Ghana Airways, Third-Time the Charm?

The face of Ghana’s aviation industry is transforming. That’s not hyperbole. If you passed through Kotoka International Airport in December 2017 and December 2018, those two experiences would be dramatically different; owing to the opening of a new international terminal this year.

Now the authorities have announced that (a) Ethiopian Airlines will be the strategic partner in the long-anticipated launch of a new flag-carrier airline, and (b) another three domestic airlines are expected to begin operations in the coming weeks.

Ethiopian has similar arrangements in place with Zambia and Chad as well as a 40% stake in Asky airlines. Most likely, they will make use of Accra’s new international terminal as a staging post for their own flights to the Americas, a rapidly emerging market for them.  
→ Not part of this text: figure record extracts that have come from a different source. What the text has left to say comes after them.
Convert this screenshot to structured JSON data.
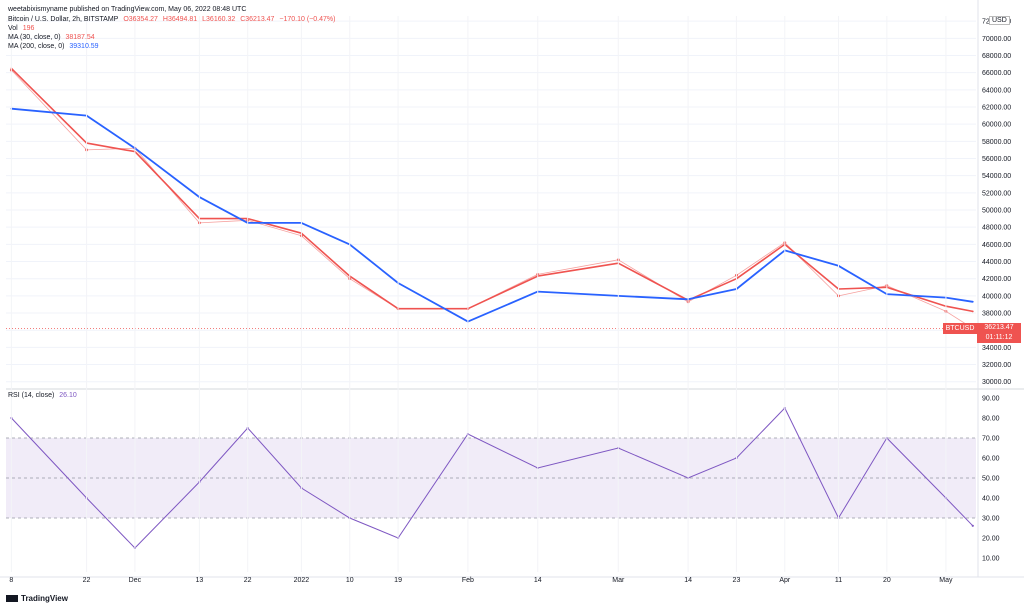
{
  "watermark": "weetabixismyname published on TradingView.com, May 06, 2022 08:48 UTC",
  "legend": {
    "symbol": "Bitcoin / U.S. Dollar, 2h, BITSTAMP",
    "open": "O36354.27",
    "high": "H36494.81",
    "low": "L36160.32",
    "close": "C36213.47",
    "change": "−170.10 (−0.47%)",
    "vol_label": "Vol",
    "vol_value": "196",
    "ma30_label": "MA (30, close, 0)",
    "ma30_value": "38187.54",
    "ma200_label": "MA (200, close, 0)",
    "ma200_value": "39310.59",
    "rsi_label": "RSI (14, close)",
    "rsi_value": "26.10"
  },
  "currency": "USD",
  "price_tag": {
    "ticker": "BTCUSD",
    "price": "36213.47",
    "countdown": "01:11:12"
  },
  "footer_logo": "TradingView",
  "colors": {
    "up": "#26a69a",
    "down": "#ef5350",
    "ma30": "#ef5350",
    "ma200": "#2962ff",
    "rsi": "#7e57c2",
    "rsi_band": "#ede7f6"
  },
  "chart_data": [
    {
      "type": "line",
      "panel": "price",
      "y_ticks": [
        "30000.00",
        "32000.00",
        "34000.00",
        "36000.00",
        "38000.00",
        "40000.00",
        "42000.00",
        "44000.00",
        "46000.00",
        "48000.00",
        "50000.00",
        "52000.00",
        "54000.00",
        "56000.00",
        "58000.00",
        "60000.00",
        "62000.00",
        "64000.00",
        "66000.00",
        "68000.00",
        "70000.00",
        "72000.00"
      ],
      "ylim": [
        29500,
        72600
      ],
      "x_ticks": [
        "8",
        "22",
        "Dec",
        "13",
        "22",
        "2022",
        "10",
        "19",
        "Feb",
        "14",
        "Mar",
        "14",
        "23",
        "Apr",
        "11",
        "20",
        "May"
      ],
      "x": [
        "2021-11-08",
        "2021-11-22",
        "2021-12-01",
        "2021-12-13",
        "2021-12-22",
        "2022-01-01",
        "2022-01-10",
        "2022-01-19",
        "2022-02-01",
        "2022-02-14",
        "2022-03-01",
        "2022-03-14",
        "2022-03-23",
        "2022-04-01",
        "2022-04-11",
        "2022-04-20",
        "2022-05-01",
        "2022-05-06"
      ],
      "series": [
        {
          "name": "Close",
          "values": [
            66300,
            57000,
            57200,
            48500,
            48800,
            47000,
            42000,
            38500,
            38500,
            42500,
            44200,
            39300,
            42400,
            46200,
            40000,
            41200,
            38200,
            36213
          ]
        },
        {
          "name": "MA (30, close, 0)",
          "values": [
            66500,
            57800,
            56800,
            49000,
            49000,
            47300,
            42300,
            38500,
            38500,
            42300,
            43800,
            39500,
            42000,
            46000,
            40800,
            41000,
            38800,
            38188
          ]
        },
        {
          "name": "MA (200, close, 0)",
          "values": [
            61800,
            61000,
            57200,
            51500,
            48500,
            48500,
            46000,
            41500,
            37000,
            40500,
            40000,
            39600,
            40800,
            45300,
            43500,
            40200,
            39800,
            39311
          ]
        }
      ]
    },
    {
      "type": "line",
      "panel": "rsi",
      "y_ticks": [
        "10.00",
        "20.00",
        "30.00",
        "40.00",
        "50.00",
        "60.00",
        "70.00",
        "80.00",
        "90.00"
      ],
      "ylim": [
        3,
        93
      ],
      "band": [
        30,
        70
      ],
      "x": [
        "2021-11-08",
        "2021-11-22",
        "2021-12-01",
        "2021-12-13",
        "2021-12-22",
        "2022-01-01",
        "2022-01-10",
        "2022-01-19",
        "2022-02-01",
        "2022-02-14",
        "2022-03-01",
        "2022-03-14",
        "2022-03-23",
        "2022-04-01",
        "2022-04-11",
        "2022-04-20",
        "2022-05-01",
        "2022-05-06"
      ],
      "series": [
        {
          "name": "RSI (14, close)",
          "values": [
            80,
            40,
            15,
            48,
            75,
            45,
            30,
            20,
            72,
            55,
            65,
            50,
            60,
            85,
            30,
            70,
            40,
            26.1
          ]
        }
      ]
    }
  ]
}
Given the size of the diaspora, the importance of trade to the economy and the ambitions to ‘gateway to Africa’, the availability of aviation services is a politically potent issue. Also, there is the symbolic value of a national carrier. Nevertheless, one can anticipate concerns around the rumoured structure of the new national carrier hinging on well-worn themes of ownership and financial management: government is expected to hold a ten percent stake, Ethiopian 49% and the remainder other private sector investors.

Key questions, as yet unanswered surround the balance of obligations across stakeholders, how government will exercise its control, and who the private shareholders will be. Not to mention the controls to be put in place to avoid the governance and operational errors of the past.